Court Opinion

ID: 8139393
Source: CourtListenerOpinion
Date Created: 2022-09-09 19:09:08.572853+00
Date Added: 2024-06-11T16:39:29.442226
License: Public Domain

Opper, J., dissenting: On the present Findings of Fact, this proceeding seems to me to be controlled by such cases as First National Bank of Skowhegan, 35 B. T. A. 876; Edward J. Miller, 37 B. T. A. 830; Scruggs-Vandervoort-Barney, Inc., 7 T. C. 779; Catholic News Publishing Co., 10 T. C. 73; L. Heller & Son, 12 T. C. 1109, none of which, needless to say, was previously thought to be in conflict with Welch v. Helvering, 290 U. S. 111. See also A. Harris & Co. v. Lucas, (C. A. 5) 48 F. 2d 187. Those cases could not successfully have distinguished the Welch case, as the present opinion intimates, solely on the ground that no capital asset was acquired. They had to — and did — also decide that under the circumstances there present the expenditure was made to “protect” and to “promote” the taxpayer’s business and hence was deductible as an ordinary and necessary expense. As to the capital asset question, nothing of that nature was thought to be acquired or increased by the expenditures there made. See Hochschild v.
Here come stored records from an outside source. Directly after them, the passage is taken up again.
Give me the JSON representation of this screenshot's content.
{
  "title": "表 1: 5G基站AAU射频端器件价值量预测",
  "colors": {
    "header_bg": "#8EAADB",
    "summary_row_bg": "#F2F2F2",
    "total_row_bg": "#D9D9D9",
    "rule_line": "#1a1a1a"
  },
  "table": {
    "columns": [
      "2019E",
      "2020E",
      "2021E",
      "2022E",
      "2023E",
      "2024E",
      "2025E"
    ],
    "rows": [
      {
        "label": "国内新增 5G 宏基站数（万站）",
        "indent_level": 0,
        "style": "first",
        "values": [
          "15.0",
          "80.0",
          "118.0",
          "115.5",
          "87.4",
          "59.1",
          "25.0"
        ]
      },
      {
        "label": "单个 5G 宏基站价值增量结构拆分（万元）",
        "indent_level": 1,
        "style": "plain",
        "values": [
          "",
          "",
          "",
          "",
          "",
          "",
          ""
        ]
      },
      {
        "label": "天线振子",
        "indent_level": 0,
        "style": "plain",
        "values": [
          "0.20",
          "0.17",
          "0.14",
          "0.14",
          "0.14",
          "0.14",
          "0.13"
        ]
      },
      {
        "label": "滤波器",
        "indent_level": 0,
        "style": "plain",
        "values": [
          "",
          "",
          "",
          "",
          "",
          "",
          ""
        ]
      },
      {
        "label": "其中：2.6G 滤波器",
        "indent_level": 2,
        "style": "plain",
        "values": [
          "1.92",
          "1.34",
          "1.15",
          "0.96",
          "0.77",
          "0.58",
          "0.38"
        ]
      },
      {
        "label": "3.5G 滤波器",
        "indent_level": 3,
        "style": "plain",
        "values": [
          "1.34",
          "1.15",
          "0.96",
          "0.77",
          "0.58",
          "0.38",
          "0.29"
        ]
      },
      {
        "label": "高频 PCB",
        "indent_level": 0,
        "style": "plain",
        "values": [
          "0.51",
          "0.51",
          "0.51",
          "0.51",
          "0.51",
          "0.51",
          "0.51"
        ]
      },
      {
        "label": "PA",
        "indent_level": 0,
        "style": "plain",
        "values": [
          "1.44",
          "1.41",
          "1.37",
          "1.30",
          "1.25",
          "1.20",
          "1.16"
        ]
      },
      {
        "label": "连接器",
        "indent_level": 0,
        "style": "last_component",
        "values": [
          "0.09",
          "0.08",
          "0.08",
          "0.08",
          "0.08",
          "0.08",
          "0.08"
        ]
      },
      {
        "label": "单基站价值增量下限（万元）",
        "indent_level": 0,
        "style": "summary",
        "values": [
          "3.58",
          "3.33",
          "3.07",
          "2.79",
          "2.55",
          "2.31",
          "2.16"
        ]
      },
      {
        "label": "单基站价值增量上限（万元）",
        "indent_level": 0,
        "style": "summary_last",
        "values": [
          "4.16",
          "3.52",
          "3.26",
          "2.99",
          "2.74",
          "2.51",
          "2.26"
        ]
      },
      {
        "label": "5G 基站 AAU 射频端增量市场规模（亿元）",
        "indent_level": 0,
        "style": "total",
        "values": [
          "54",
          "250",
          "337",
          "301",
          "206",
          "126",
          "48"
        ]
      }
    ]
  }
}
Commissioner, (C. A. 2) 161 F. 2d 817. This seems to me equally or more so here, petitioner having already acquired its customer, and there is no finding to the contrary. Welch v. Helvering, supra, warns that for present purpóses “what is ordinary * * * is * * * a variable affected by time and place a,nd circumstance.” In disregarding that injunction and treating the Welch opinion as an immutable doctrine of law, I think the present opinion errs. Van Fossan and Murdock, JJ., agree with this dissent.